This week at Beer Hawk University, we're going to take a closer look at the BeerSmith software. This software is vital in creating a fantastic homebrew recipe.

BHU: Perfecting the Recipe

Week 29: Perfecting the Recipe

This week at Beer Hawk University, we're going to take a closer look at the BeerSmith software. This software is vital in creating a fantastic homebrew recipe. Follow along with our Homebrew Buyer's, Mark James, recipe for a Mosaic Golden Ale. 

As we discussed last week, creating a homebrewing recipe is easy provided you use some of the resources we recommend. This week, we're going look a bit more in-depth at a recipe so that you can start to create your own! This lesson is not intended to show you how BeerSmith works, rather, it's just a basic primer for the kinds of things you should be thinking about when planning your recipes.

Our Homebrewing Guru, Mark James, is not only responsible for buying in all of the amazing homebrewing equipment and ingredients that we offer but he's also a keen homebrewer himself. He was pretty happy with how his Mosaic Golden Ale turned out so let's take another look at the BeerSmith software to see how he came up with his recipe.

We should note, however, that he did not share any of this beer with any of us. So, we can't actually guarantee that it's any good. Cough. Cough.

The Ingredients

Malts

You'll see on this image that Mark decided to make a classic British Golden Ale using Mosaic hops. In his research he discovered that Golden Ales will have an EBC of about 4-12 (SRM 2-6). This is pretty light so he needs to make sure that he uses malts that will give the flavour profile that he wants, without a whole lot of dark colours.

Furthermore, given that Golden Ales have a bready or biscuity malt character yet, overall, focus a bit more on the hops, he wanted to make sure that he had a pretty neutral-flavoured malt base so that the hops could shine through. Lager malts and pale malts serve as a fantastic foundation for a style like this.

Notice on the left, Mark has chosen the proportions of the malts in grams. The programme displays which percentage of the grain bill each malt makes up.

Hops

Mark has chosen to make this a single-hop Golden Ale using the versatile and complex, Mosaic hop.

While this hop is widely used as an aroma hop for its earthy, fruity qualities, it also has enough oomph, or Alpha acids, to be used for bittering.

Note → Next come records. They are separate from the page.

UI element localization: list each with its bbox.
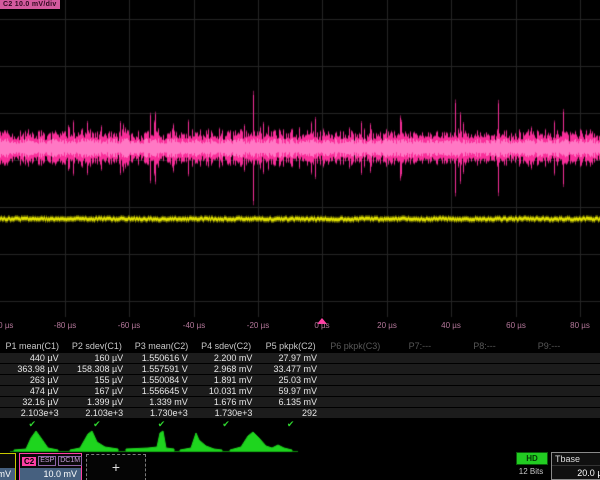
measure-value: 27.97 mV <box>258 353 323 364</box>
timebase-per-div: 20.0 µs <box>552 466 600 480</box>
measure-value: 158.308 µV <box>65 364 130 375</box>
measure-value: 160 µV <box>65 353 130 364</box>
measure-value: 1.730e+3 <box>129 408 194 419</box>
measure-value: 363.98 µV <box>0 364 65 375</box>
time-axis: -100 µs -80 µs -60 µs -40 µs -20 µs 0 µs 20 µs… <box>0 318 600 334</box>
time-axis-label: -100 µs <box>0 321 13 330</box>
c2-volts-per-div: 10.0 mV <box>20 468 81 480</box>
measure-column-header[interactable]: P4 sdev(C2) <box>194 340 259 353</box>
measure-column-header[interactable]: P6 pkpk(C3) <box>323 340 388 353</box>
measure-table-row: 440 µV160 µV1.550616 V2.200 mV27.97 mV <box>0 353 600 364</box>
measure-column-header[interactable]: P9:--- <box>517 340 582 353</box>
esp-badge-c2: ESP <box>38 456 56 466</box>
measure-value: 292 <box>258 408 323 419</box>
measure-value: 1.550084 V <box>129 375 194 386</box>
measure-column-header[interactable]: P2 sdev(C1) <box>65 340 130 353</box>
hd-mode-badge[interactable]: HD <box>516 452 548 465</box>
measure-table: P1 mean(C1)P2 sdev(C1)P3 mean(C2)P4 sdev… <box>0 340 600 432</box>
measure-column-header[interactable]: P3 mean(C2) <box>129 340 194 353</box>
measure-value: 1.550616 V <box>129 353 194 364</box>
measure-value: 167 µV <box>65 386 130 397</box>
measure-value: 33.477 mV <box>258 364 323 375</box>
time-axis-label: -40 µs <box>183 321 205 330</box>
coupling-badge-c2: DC1M <box>58 456 82 466</box>
measure-value: 25.03 mV <box>258 375 323 386</box>
measure-value: 2.103e+3 <box>0 408 65 419</box>
measure-value: 474 µV <box>0 386 65 397</box>
measure-value: 1.730e+3 <box>194 408 259 419</box>
measure-table-row: 32.16 µV1.399 µV1.339 mV1.676 mV6.135 mV <box>0 397 600 408</box>
measure-column-header[interactable]: P5 pkpk(C2) <box>258 340 323 353</box>
time-axis-label: -20 µs <box>247 321 269 330</box>
oscilloscope-screen: C2 10.0 mV/div -100 µs -80 µs -60 µs -40 µs… <box>0 0 600 480</box>
time-axis-label: -80 µs <box>54 321 76 330</box>
measure-value: 155 µV <box>65 375 130 386</box>
measure-column-header[interactable]: P7:--- <box>388 340 453 353</box>
measure-column-header[interactable]: P1 mean(C1) <box>0 340 65 353</box>
measure-value: 1.891 mV <box>194 375 259 386</box>
time-axis-label: -60 µs <box>118 321 140 330</box>
channel-c2-label: C2 <box>22 457 36 466</box>
measure-table-row: 2.103e+32.103e+31.730e+31.730e+3292 <box>0 408 600 419</box>
measure-value: 6.135 mV <box>258 397 323 408</box>
time-axis-label: 80 µs <box>570 321 590 330</box>
time-axis-label: 20 µs <box>377 321 397 330</box>
measure-table-row: 263 µV155 µV1.550084 V1.891 mV25.03 mV <box>0 375 600 386</box>
channel-descriptor-c1[interactable]: C1 DC1M 10.0 mV <box>0 453 16 480</box>
time-axis-label: 0 µs <box>314 321 329 330</box>
measure-value: 263 µV <box>0 375 65 386</box>
resolution-bits: 12 Bits <box>512 467 550 476</box>
measurement-histicons[interactable] <box>0 428 600 454</box>
measure-value: 1.339 mV <box>129 397 194 408</box>
timebase-label: Tbase <box>552 453 600 466</box>
waveform-grid[interactable] <box>0 0 600 336</box>
measure-value: 2.200 mV <box>194 353 259 364</box>
measure-table-row: 363.98 µV158.308 µV1.557591 V2.968 mV33.… <box>0 364 600 375</box>
measure-value: 1.556645 V <box>129 386 194 397</box>
measure-column-header[interactable]: P8:--- <box>452 340 517 353</box>
measure-value: 59.97 mV <box>258 386 323 397</box>
measure-column-header[interactable]: P10:--- <box>581 340 600 353</box>
channel-descriptor-c2[interactable]: C2 ESP DC1M 10.0 mV <box>19 453 82 480</box>
measure-value: 2.103e+3 <box>65 408 130 419</box>
measure-value: 32.16 µV <box>0 397 65 408</box>
time-axis-label: 40 µs <box>441 321 461 330</box>
trace-label: C2 10.0 mV/div <box>0 0 60 9</box>
measure-value: 440 µV <box>0 353 65 364</box>
timebase-descriptor[interactable]: Tbase 20.0 µs <box>551 452 600 480</box>
measure-value: 2.968 mV <box>194 364 259 375</box>
measure-value: 1.676 mV <box>194 397 259 408</box>
measure-value: 10.031 mV <box>194 386 259 397</box>
measure-table-row: 474 µV167 µV1.556645 V10.031 mV59.97 mV <box>0 386 600 397</box>
measure-value: 1.399 µV <box>65 397 130 408</box>
c1-volts-per-div: 10.0 mV <box>0 468 15 480</box>
add-trace-button[interactable]: + <box>86 454 146 480</box>
measure-value: 1.557591 V <box>129 364 194 375</box>
time-axis-label: 60 µs <box>506 321 526 330</box>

He decided to boil a quantity of the hops for 60 minutes to extract bitterness and then a little bit more for about 20 minutes so that he can make sure all of the lovely flavours and aromas present themselves. (He also chose to dry-hop with even more which is always a good thing.)

Yeast

Golden Ales are known for being very drinkable, light and refreshing. The most important ingredient in making that become a reality is the yeast strain. As you see here, Mark chose the Safale S-04 English Ale yeast. This strain is suitable for any ale where a clean, crisp yeast character is wanted. This strain is also what is known as "high flocculating," which means that it clumps together when fermentation is done and then drops to the bottom. The result is a beer with great clarity (the Irish Moss--as you see above, helps with clarification too). We can't have any haze in a Golden Ale!

The Final Numbers

Now that Mark has input all of the ingredients that he wants to use, and in their required proportions, BeerSmith will then calculate the final numbers that it estimates your brew will have. Selecting the equipment you'll use as well as batch size and the like, the software will take into account all of these factors and then tell you whether your plan will fit into the guidelines of the style you selected. Provided you don't screw it up!

You'll see above that since the little arrows are well within the green, all of Mark's planned quantities should return him a Single-Hop Mosaic Golden Ale as hoped. But what if they aren't or if you want to be a bit more creative? Well, that's when you get to tinker around to see what homebrew supplies you need to grab.

As you can see, it's easy enough to add, decrease, swap or even account for the cucumbers or beets you want to chuck in there. This tool truly is the ultimate homebrewer's helper.

There we go! The venerable Mark James' Mosaic Golden Ale as suggested by BeerSmith. See how easy homebrewing is?